Our numbers would not justify offensive operations being undertaken, unless they were solely calculated to strengthen a defensive attitude. I consider it prudent and politic to avoid any measure which can in its effect have a tendency to unite the people in the American States. Whilst disunion prevails among them, their attempts on these provinces will be feeble; it is, therefore, our duty carefully to avoid committing any act which may, even by construction, tend to unite the eastern and southern states, unless, by its perpetration, we are to derive a considerable and important advantage. But the government of the United States, resting on public opinion for all its measures, is liable to sudden and violent changes ; it becomes an essential part of our duty to watch the effect of parties on its measures, and to adapt ours to the impulse given by those possessed of influence over the public mind in America.

Notwithstanding these observations, I have to assure you of my perfect confidence in your measures for the preservation of Upper Canada. All your wants shall be supplied as fast as possible, except money, of which I have so little, as to be obliged to have recourse to a paper currency.

The adjutant-general has reported to you the aid we have afforded, in arms and ammunition, to your militia at Cornwall, Glengary, Dundas, and Stormont.

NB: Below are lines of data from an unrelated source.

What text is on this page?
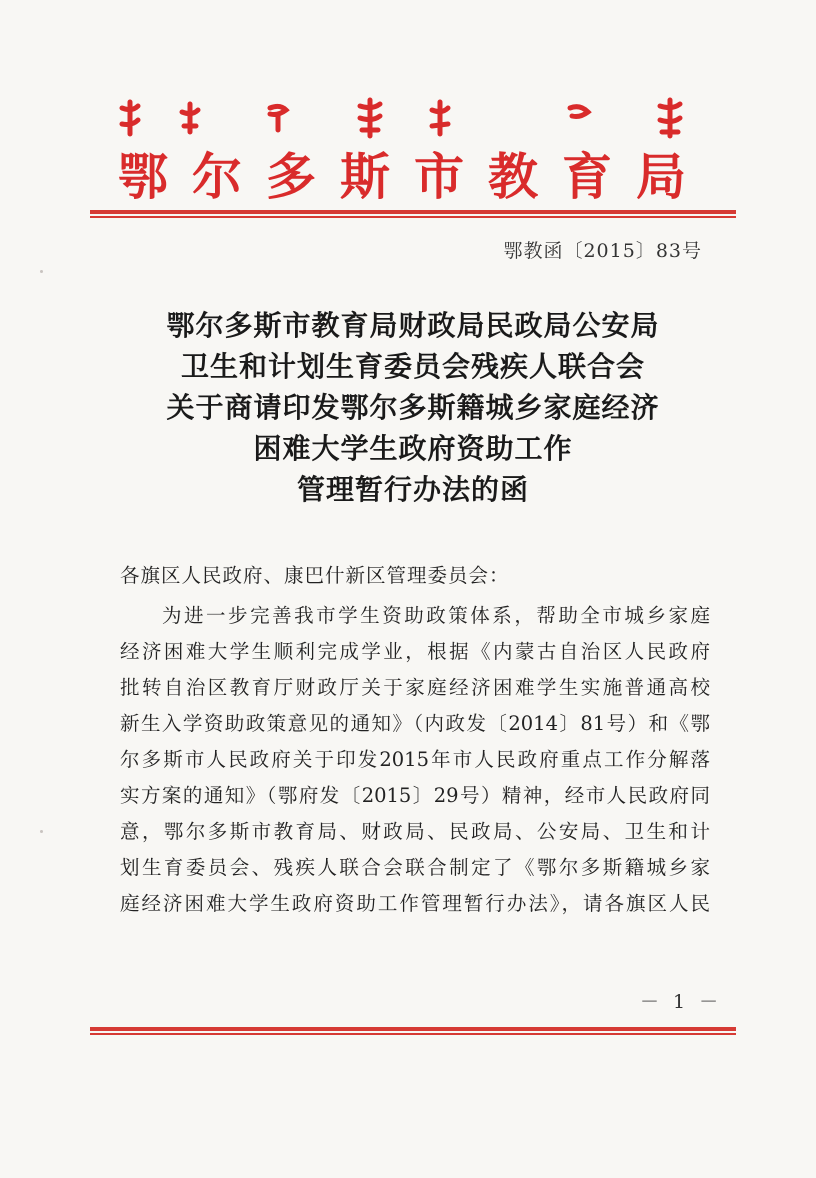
鄂尔多斯市教育局
鄂教函〔2015〕83号
鄂尔多斯市教育局财政局民政局公安局
卫生和计划生育委员会残疾人联合会
关于商请印发鄂尔多斯籍城乡家庭经济
困难大学生政府资助工作
管理暂行办法的函
各旗区人民政府、康巴什新区管理委员会：
为进一步完善我市学生资助政策体系，帮助全市城乡家庭
经济困难大学生顺利完成学业，根据《内蒙古自治区人民政府
批转自治区教育厅财政厅关于家庭经济困难学生实施普通高校
新生入学资助政策意见的通知》（内政发〔2014〕81号）和《鄂
尔多斯市人民政府关于印发2015年市人民政府重点工作分解落
实方案的通知》（鄂府发〔2015〕29号）精神，经市人民政府同
意，鄂尔多斯市教育局、财政局、民政局、公安局、卫生和计
划生育委员会、残疾人联合会联合制定了《鄂尔多斯籍城乡家
庭经济困难大学生政府资助工作管理暂行办法》，请各旗区人民
－ 1 －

To prevent an interruption to the communication between the two provinces, it is fit a system of convoy should be established between Montreal and Kingston; and as Major-General de Rottenburg is to remain here in command of a cordon of troops, consisting of regulars and militia, (established in this neighbourhood to prevent an irruption for the plunder of Montreal,) whilst I attend to parliamentary duties at Quebec, on that subject you may communicate direct with the major-general, as he has my instructions to co-operate with you in preserving this important object.